とても飲みやすいため、初心者や女性にもぜひ飲んでいただきたい逸品です。

蔵元からは冷酒として飲むことが推奨されていて、ストレートで味わっていただくことをお勧めします。

 

1位 大吟醸 特製ゴールド賀茂鶴

賀茂鶴 特製ゴールド賀茂鶴

1958年に大吟醸酒の先駆けとしてリリースされて以来ロングセラーを続けている代表銘柄。

1974年に昭和天皇ご夫妻の金婚式の催しの際、金箔が四角から桜の花びらをかたどったものになりました。

老舗の寿司店や外交の場でも飲まれている逸品です。

幅広い温度帯で楽しめる日本酒ですが、ぜひお花見の時期に冷酒としてストレートで味わっていただきたいと思います。

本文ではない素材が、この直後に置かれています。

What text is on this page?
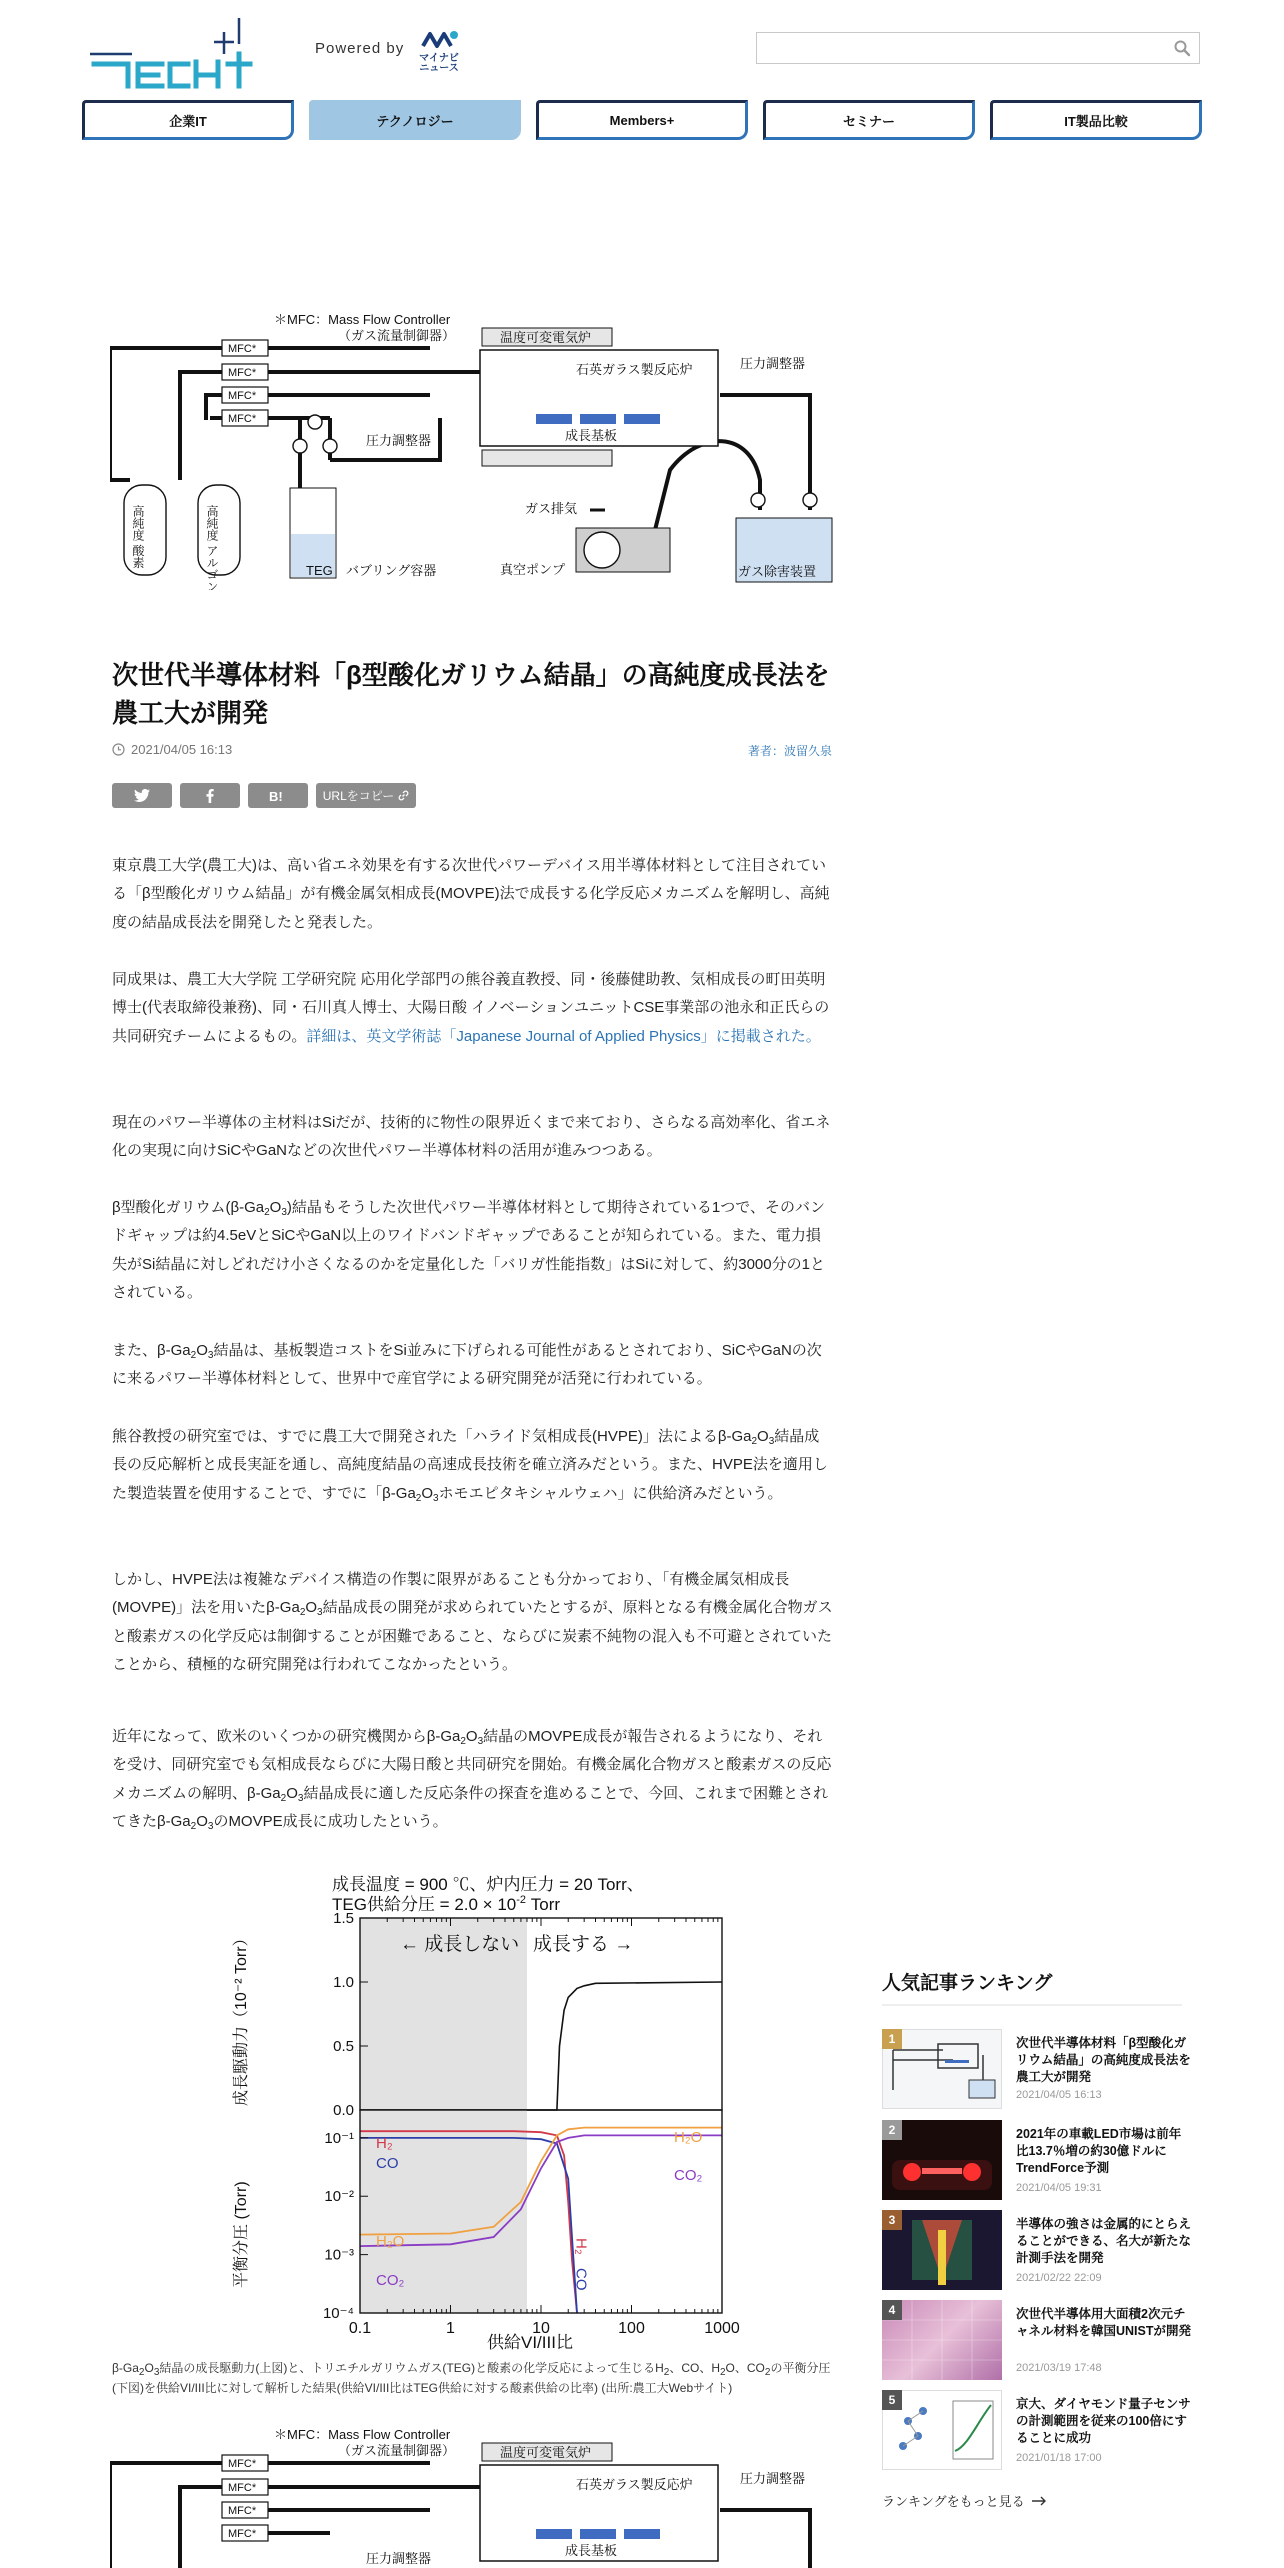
TECH+
Powered by
マイナビニュース
企業IT	テクノロジー	Members+	セミナー	IT製品比較
＊MFC：Mass Flow Controller
（ガス流量制御器）
MFC*
MFC*
MFC*
MFC*
温度可変電気炉
石英ガラス製反応炉
成長基板
圧力調整器
圧力調整器
TEG バブリング容器
高純度 酸素	高純度 アルゴン	ガス排気
真空ポンプ	ガス除害装置
次世代半導体材料「β型酸化ガリウム結晶」の高純度成長法を農工大が開発
2021/04/05 16:13	著者：波留久泉
B!	URLをコピー

東京農工大学(農工大)は、高い省エネ効果を有する次世代パワーデバイス用半導体材料として注目されている「β型酸化ガリウム結晶」が有機金属気相成長(MOVPE)法で成長する化学反応メカニズムを解明し、高純度の結晶成長法を開発したと発表した。

同成果は、農工大大学院 工学研究院 応用化学部門の熊谷義直教授、同・後藤健助教、気相成長の町田英明博士(代表取締役兼務)、同・石川真人博士、大陽日酸 イノベーションユニットCSE事業部の池永和正氏らの共同研究チームによるもの。詳細は、英文学術誌「Japanese Journal of Applied Physics」に掲載された。

現在のパワー半導体の主材料はSiだが、技術的に物性の限界近くまで来ており、さらなる高効率化、省エネ化の実現に向けSiCやGaNなどの次世代パワー半導体材料の活用が進みつつある。

β型酸化ガリウム$(\beta-Ga_2O_3)$結晶もそうした次世代パワー半導体材料として期待されている1つで、そのバンドギャップは約4.5eVとSiCやGaN以上のワイドバンドギャップであることが知られている。また、電力損失がSi結晶に対しどれだけ小さくなるのかを定量化した「バリガ性能指数」はSiに対して、約3000分の1とされている。

また、$\beta-Ga_2O_3$結晶は、基板製造コストをSi並みに下げられる可能性があるとされており、SiCやGaNの次に来るパワー半導体材料として、世界中で産官学による研究開発が活発に行われている。

熊谷教授の研究室では、すでに農工大で開発された「ハライド気相成長(HVPE)」法による$\beta-Ga_2O_3$結晶成長の反応解析と成長実証を通し、高純度結晶の高速成長技術を確立済みだという。また、HVPE法を適用した製造装置を使用することで、すでに「$\beta-Ga_2O_3$ホモエピタキシャルウェハ」に供給済みだという。

しかし、HVPE法は複雑なデバイス構造の作製に限界があることも分かっており、「有機金属気相成長(MOVPE)」法を用いた$\beta-Ga_2O_3$結晶成長の開発が求められていたとするが、原料となる有機金属化合物ガスと酸素ガスの化学反応は制御することが困難であること、ならびに炭素不純物の混入も不可避とされていたことから、積極的な研究開発は行われてこなかったという。

近年になって、欧米のいくつかの研究機関から$\beta-Ga_2O_3$結晶のMOVPE成長が報告されるようになり、それを受け、同研究室でも気相成長ならびに大陽日酸と共同研究を開始。有機金属化合物ガスと酸素ガスの反応メカニズムの解明、$\beta-Ga_2O_3$結晶成長に適した反応条件の探査を進めることで、今回、これまで困難とされてきた$\beta-Ga_2O_3$のMOVPE成長に成功したという。

成長温度 = 900 ℃、炉内圧力 = 20 Torr、
TEG供給分圧 = $2.0 \times 10^{-2}$ Torr
0.0
0.5
1.0
1.5
← 成長しない 成長する →
0.1	1	10	100	1000
10⁻¹
10⁻²
10⁻³
10⁻⁴
H₂
CO
H₂O
CO₂
H₂O
CO₂
H₂
CO
供給VI/III比
成長駆動力（10⁻² Torr）
平衡分圧 (Torr)

$\beta-Ga_2O_3$結晶の成長駆動力(上図)と、トリエチルガリウムガス(TEG)と酸素の化学反応によって生じる$H_2$、CO、$H_2O$、$CO_2$の平衡分圧(下図)を供給VI/III比に対して解析した結果(供給VI/III比はTEG供給に対する酸素供給の比率) (出所:農工大Webサイト)

＊MFC：Mass Flow Controller
（ガス流量制御器）
MFC*
MFC*
MFC*
MFC*
温度可変電気炉
石英ガラス製反応炉
成長基板
圧力調整器
圧力調整器
人気記事ランキング
1	次世代半導体材料「β型酸化ガリウム結晶」の高純度成長法を農工大が開発
2021/04/05 16:13
2	2021年の車載LED市場は前年比13.7％増の約30億ドルに　TrendForce予測
2021/04/05 19:31
3	半導体の強さは金属的にとらえることができる、名大が新たな計測手法を開発
2021/02/22 22:09
4	次世代半導体用大面積2次元チャネル材料を韓国UNISTが開発
2021/03/19 17:48
5	京大、ダイヤモンド量子センサの計測範囲を従来の100倍にすることに成功
2021/01/18 17:00
ランキングをもっと見る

日本酒独特のクセがなく、エレガントでお米のほんのりとした甘味を体感してみてください。

 

飲み方

ストレート

発泡酒や大吟醸系の日本酒は、冷やしてストレートで飲むことをお勧めします。

お酒本来が持つ味わいをそのまま楽しんでいただくことができます。食中酒に合うタイプのお酒もストレートがお勧めです。

 

オン・ザ・ロック

アルコール度数が高いお酒やコクのある味わいが特徴の原酒などは、ロックにして、ゆっくりと変化する味わいを楽しんでいただくことをおすすめです。

 

シャーベット

日本酒度の高い極甘口の「貴醸酒」や、濃醇な味わいの「にごり酒」などは、冷凍庫で凍らせて、シャーベットとして楽しんでいただくことができます。

冷凍庫で5時間以上凍らせてからお召し上がりください。

シャーベットにレモンやライムのスライスやミントの葉などをトッピングして、お好みの味にアレンジするのもおすすめです。

 

さいごに

日本酒を冷やすと、独特のクセを感じにくく、すっきりと飲みやすくなるので、初心者の方にもおすすめです。

「冷酒」と一口に言っても、氷を入れたり、シャーベット状にするなど、さまざまなバリエーションを楽しめるのが魅力です。

特に「みぞれ酒」は口にする機会が少ないと思いますので、一度は試してみてください。